Another reason Smaato may be seeking US growth is because the European ad tech market is facing GDPR challenges. Smaato is currently one of five ad tech companies cited in a GDPR complaint involving Grindr.
The US market share challenge
Smaato faces an uphill battle in winning back the US market, where its reputation has plummeted into irrelevance.
Smaato partners and competitors were not surprised to hear of its stalled growth and business challenges, according to multiple industry sources. They say Smaato’s problem is that it mostly resells mobile app inventory and doesn’t have unique supply to entice buyers.
Reselling inventory is now frowned upon as the mobile app marketplace matures. Smart mobile DSPs have ended reselling relationships and prohibit mobile exchanges from offering resold inventory.

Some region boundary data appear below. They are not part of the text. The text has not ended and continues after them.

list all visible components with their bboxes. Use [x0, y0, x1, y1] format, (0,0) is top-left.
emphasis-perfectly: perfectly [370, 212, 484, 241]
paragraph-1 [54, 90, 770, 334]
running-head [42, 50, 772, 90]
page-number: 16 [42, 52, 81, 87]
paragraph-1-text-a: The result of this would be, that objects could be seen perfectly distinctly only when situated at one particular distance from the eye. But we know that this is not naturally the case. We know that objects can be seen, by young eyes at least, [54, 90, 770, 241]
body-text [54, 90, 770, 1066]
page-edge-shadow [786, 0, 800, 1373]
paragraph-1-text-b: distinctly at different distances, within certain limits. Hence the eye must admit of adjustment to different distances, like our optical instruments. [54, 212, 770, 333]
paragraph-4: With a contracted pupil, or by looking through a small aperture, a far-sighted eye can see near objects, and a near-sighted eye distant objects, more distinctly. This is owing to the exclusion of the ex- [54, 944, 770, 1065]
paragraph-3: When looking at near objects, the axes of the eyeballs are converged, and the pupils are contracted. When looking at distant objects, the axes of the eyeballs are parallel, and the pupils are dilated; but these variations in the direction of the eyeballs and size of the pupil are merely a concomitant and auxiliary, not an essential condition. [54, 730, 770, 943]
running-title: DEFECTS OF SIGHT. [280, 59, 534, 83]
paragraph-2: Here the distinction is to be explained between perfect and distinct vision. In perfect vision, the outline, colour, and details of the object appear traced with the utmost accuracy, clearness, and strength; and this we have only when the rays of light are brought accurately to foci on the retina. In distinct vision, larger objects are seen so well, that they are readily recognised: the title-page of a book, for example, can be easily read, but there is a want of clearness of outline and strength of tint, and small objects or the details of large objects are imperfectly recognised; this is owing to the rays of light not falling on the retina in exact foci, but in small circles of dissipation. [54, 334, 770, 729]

These actions save buyers money and create cleaner supply.
Also, as buyers adopt app-ads.txt, it will become more difficult for exchanges to subsist on resold inventory.
Smaato’s new CEO Pannu said he wasn’t sure if it resold inventory. He disapproves of the practice strategically.
He also couldn’t say how many of Smaato’s 200 to 240 partners had implemented app-ads.txt files across the 80,000 to 90,000 apps Smaato works with.
Besides holding a reputation as a reseller, the perception in the US market is that Smaato lacks unique supply because its mobile SDK isn’t widely adopted by apps. Pannu disagrees, saying 70% to 80% of the 90,000 apps use Smaato’s SDK. The rest use an API integration.
Another challenge the company faces is that while a good chunk of mobile app inventory is monetized through ad networks, Smaato only brings in programmatic demand. So app developers buying through Smaato can’t access the full range of ad networks and programmatic demand, and leave money on the table.
Smaato will address that problem with better, US-based account management and helping publishers set up their stacks in a way that they can maximize demand for their inventory, Pannu said. “We have the products. We haven’t done a good job helping customers optimize the demand.”
He insisted that Smaato’s biggest issue is marketing, not product development, because the company built great products no one knows about.
Pannu signed onto the CEO role for the next three years. He will also continue to work on the venture he launched after leaving Smaato. He’s founder and CEO of Rancher, a SaaS app for farming that he uses to manage his family’s almond farms and vineyard in Central Valley, California. Farming informs his approach to ad tech, Pannu said.
“This might be the farmer DNA inside of me, but we want to do farming in a sustainable way. And we [at Smaato] want to operate a clean marketplace.”